A série é nitidamente teatral, eis uma proeza. Está na TV, mas podia ser montada em um palco com dois cenários e seis ou sete personagens. Não há cena externa. Não há conveniências como flashbacks.

Tudo se passa em três lugares: uma sala de interrogatório da polícia (que tem uma sala anexa de monitoramento atrás de um falso espelho); o hall da delegacia (onde há uma escada, grandes janelas, uma máquina de café e outra lanche) e a imaginação do público, que trabalha a milhão conforme os suspeitos são questionados e suas histórias são desveladas.

Se substituir toda a ação por diálogos já é raro hoje, deixar as lacunas para o espectador preencher virou ousadia. Mas como faz falta e hipnotiza!

Há um pequeno truque para chamar a atenção para tanta sobriedade. Os 12 episódios são divididos em quatro tríades, cada um delas passada em um país: Reino Unido, Alemanha, Espanha e França. 

Em todas, o cenário é a mesma delegacia, e o roteiro segue a mesma linha central. Mudam os personagens e, obviamente, os crimes —três deles para cada grupo de investigadores (daí a tríade).
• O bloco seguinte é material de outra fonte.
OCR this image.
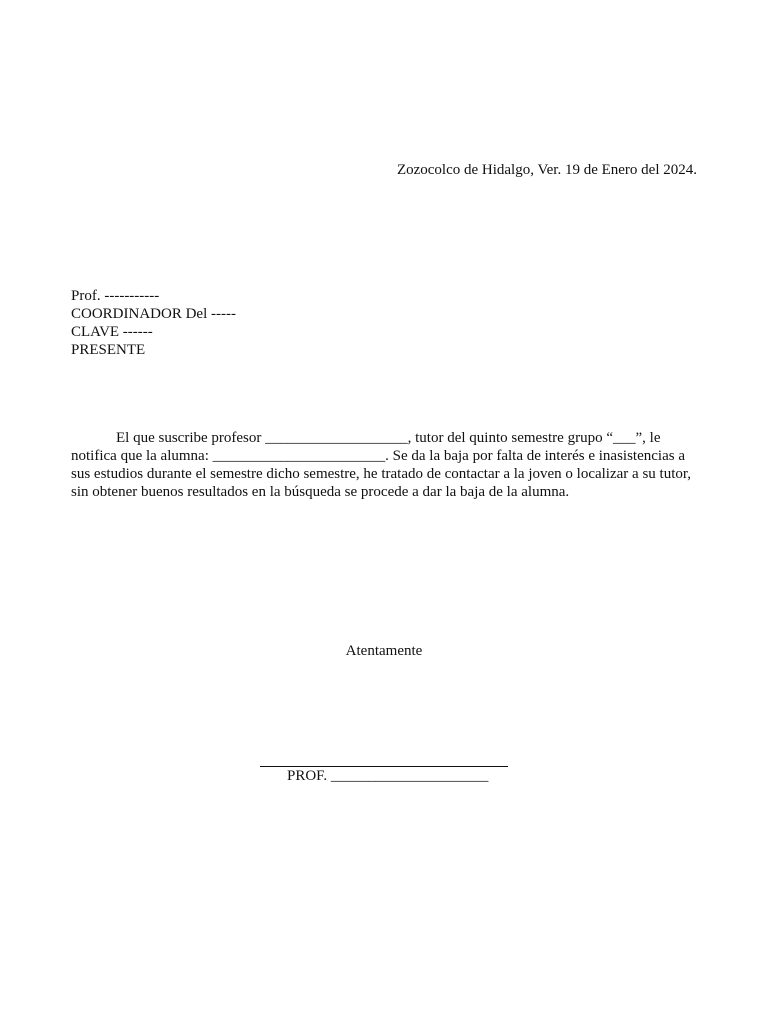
Zozocolco de Hidalgo, Ver. 19 de Enero del 2024.
Prof. -----------
COORDINADOR Del -----
CLAVE ------
PRESENTE
El que suscribe profesor ___________________, tutor del quinto semestre grupo “___”, le
notifica que la alumna: _______________________. Se da la baja por falta de interés e inasistencias a
sus estudios durante el semestre dicho semestre, he tratado de contactar a la joven o localizar a su tutor,
sin obtener buenos resultados en la búsqueda se procede a dar la baja de la alumna.
Atentamente
PROF. _____________________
Há de se confiar muito no domínio de cena dos atores, no poder narrativo desses diálogos e na conivência do espectador.

Sim, pois, graças a essa lacuna deixada pela edição, quem assiste adentra a história como se fosse mais um dos detetives atrás do falso espelho, imaginando hipóteses e alternando suspeitas de inocência e culpa do interrogado. 

É, de certo modo, como derrubar a “quarta parede”, aquela imaginada entre palco e plateia, mas sem o gesto alegórico de fazê-lo (botar o ator para falar com o público, afinal, aqui seria desnecessário).

A repetição de cenários e dinâmicas —há sempre alguma tensão dentro da própria equipe de investigação, e em todas elas há um membro estranho à rotina do grupo— poderia tornar “Criminal” enfadonha.

Entretanto o efeito é oposto, a provar que bom drama existe só com bom texto e boas atuações; o restante é acessório.

Ao convidar o espectador para pensar no crime cometido, “Criminal” também muda o eixo da narrativa para a interação entre polícia e suspeito, tirando-o do crime em si ou mesmo da investigação, temas de tantas outras séries.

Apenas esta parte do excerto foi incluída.